Spoofed or tampered manifests
A manifest can be present but invalid. It may be signed with a bad certificate or contain hashes that do not match the pixels.
Always inspect validation_status.
- Empty array: manifest verified.
- Populated array: manifest failed validation.
Never trust an unvalidated manifest.
Large files and abuse
Set an upload size limit. The example uses 12 MB.
Also consider:
- API rate limiting,
- authentication for internal use,
- request body limits at the reverse proxy,
- cost controls for third-party classifier calls.
Privacy
You are processing user images.
At minimum:
- delete temporary files immediately,
- do not log image bytes,
- avoid storing uploads unless your product requires it,
- disclose third-party classifier processing in your privacy policy.
What each signal catches and misses
| Scenario | C2PA provenance signal | Classifier signal |
|---|---|---|
| AI image from a tool that writes Content Credentials | Catches it: manifest names the generator | Usually catches it: artifacts present |
| AI image with metadata stripped, such as screenshot or re-upload | Misses it: no manifest to read | Catches it: works on pixels |
| Real photo from a camera that signs Content Credentials | Confirms it: valid manifest, non-AI generator | May false-positive on heavy compression or edits |
| Real photo with no metadata | No signal | Best guess only |
| Image with a forged or tampered manifest | Catches it: validation_status flags the failure |
May or may not catch it |
| Novel generator the classifier was not trained on | Catches it only if the tool writes a manifest | Often misses it |
| Heavily edited real photo with AI retouching | Manifest may record edit history | Ambiguous; score may land mid-range |
The pattern is consistent: provenance is exact but sparse; the classifier is broad but fuzzy. The combined verdict is more useful than either signal alone.
Real-world use cases
This pattern works anywhere you need a fast first-pass assessment.
User-generated content platforms
Run uploads through /verify and route results:
-
likely_authentic: allow, -
likely_ai: label or queue for review, -
uncertain: send to moderation.
Newsrooms and fact-checking
Editors can get provenance data and a classifier estimate in one call, with a human-readable explanation for notes.
Insurance and claims intake
A verification step can flag images that look generated or carry invalid manifests before a human adjuster reviews them.
Internal asset pipelines
Teams can gate stock-library ingestion on /verify and require AI-generated images to be labeled.

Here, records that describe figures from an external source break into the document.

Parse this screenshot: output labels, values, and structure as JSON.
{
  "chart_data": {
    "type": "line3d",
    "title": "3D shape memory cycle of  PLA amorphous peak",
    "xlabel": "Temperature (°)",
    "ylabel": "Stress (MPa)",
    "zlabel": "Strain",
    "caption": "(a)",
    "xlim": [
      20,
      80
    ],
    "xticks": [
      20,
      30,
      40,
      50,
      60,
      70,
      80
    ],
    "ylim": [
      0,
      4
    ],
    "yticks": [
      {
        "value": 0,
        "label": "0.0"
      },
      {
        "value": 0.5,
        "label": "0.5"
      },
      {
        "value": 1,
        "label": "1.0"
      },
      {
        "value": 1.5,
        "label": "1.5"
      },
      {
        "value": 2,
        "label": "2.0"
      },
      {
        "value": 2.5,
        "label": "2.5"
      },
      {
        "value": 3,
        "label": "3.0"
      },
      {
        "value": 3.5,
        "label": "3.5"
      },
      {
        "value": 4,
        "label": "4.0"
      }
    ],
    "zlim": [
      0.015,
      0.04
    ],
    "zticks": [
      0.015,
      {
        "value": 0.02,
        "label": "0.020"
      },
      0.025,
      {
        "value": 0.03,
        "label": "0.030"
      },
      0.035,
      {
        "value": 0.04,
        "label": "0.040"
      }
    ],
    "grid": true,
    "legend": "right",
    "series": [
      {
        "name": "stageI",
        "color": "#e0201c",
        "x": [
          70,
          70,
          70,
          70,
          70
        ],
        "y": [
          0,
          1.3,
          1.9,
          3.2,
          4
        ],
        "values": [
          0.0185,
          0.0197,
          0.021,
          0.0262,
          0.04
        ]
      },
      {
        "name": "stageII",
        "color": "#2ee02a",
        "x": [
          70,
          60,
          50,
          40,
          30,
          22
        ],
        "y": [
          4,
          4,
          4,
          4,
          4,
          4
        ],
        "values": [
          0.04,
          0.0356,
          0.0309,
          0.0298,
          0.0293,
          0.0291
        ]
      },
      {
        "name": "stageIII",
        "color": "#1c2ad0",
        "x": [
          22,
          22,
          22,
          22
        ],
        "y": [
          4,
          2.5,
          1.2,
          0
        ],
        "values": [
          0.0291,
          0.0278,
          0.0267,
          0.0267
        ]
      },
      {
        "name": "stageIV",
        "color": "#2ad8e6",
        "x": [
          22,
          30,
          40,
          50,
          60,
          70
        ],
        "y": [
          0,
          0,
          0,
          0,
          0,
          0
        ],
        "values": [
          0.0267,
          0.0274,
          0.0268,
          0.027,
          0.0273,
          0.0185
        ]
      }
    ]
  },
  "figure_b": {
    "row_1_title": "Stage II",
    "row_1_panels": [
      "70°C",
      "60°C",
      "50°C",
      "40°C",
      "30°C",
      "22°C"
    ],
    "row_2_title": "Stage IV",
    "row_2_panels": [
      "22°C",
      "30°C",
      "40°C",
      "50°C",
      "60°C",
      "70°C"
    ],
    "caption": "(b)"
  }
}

Provenance-aware publishing
As more cameras and editors adopt Content Credentials, a CMS can show verified provenance badges and fall back to classifier output when no manifest is present.
Conclusion
Reliable AI-image detection is not about one perfect test. It is about combining independent signals and reporting uncertainty clearly.
You built a service that:
- reads C2PA Content Credentials,
- calls a hosted AI-image classifier,
- combines both into
likely_authentic,likely_ai, oruncertain, - returns confidence and raw signals,
- exposes a clean
POST /verifyAPI, - can be mocked and tested from an OpenAPI contract.
To implement this in production, start with the /verify schema, generate a mock server, build the FastAPI endpoint, and use saved Apidog test scenarios to catch regressions as the verdict logic evolves.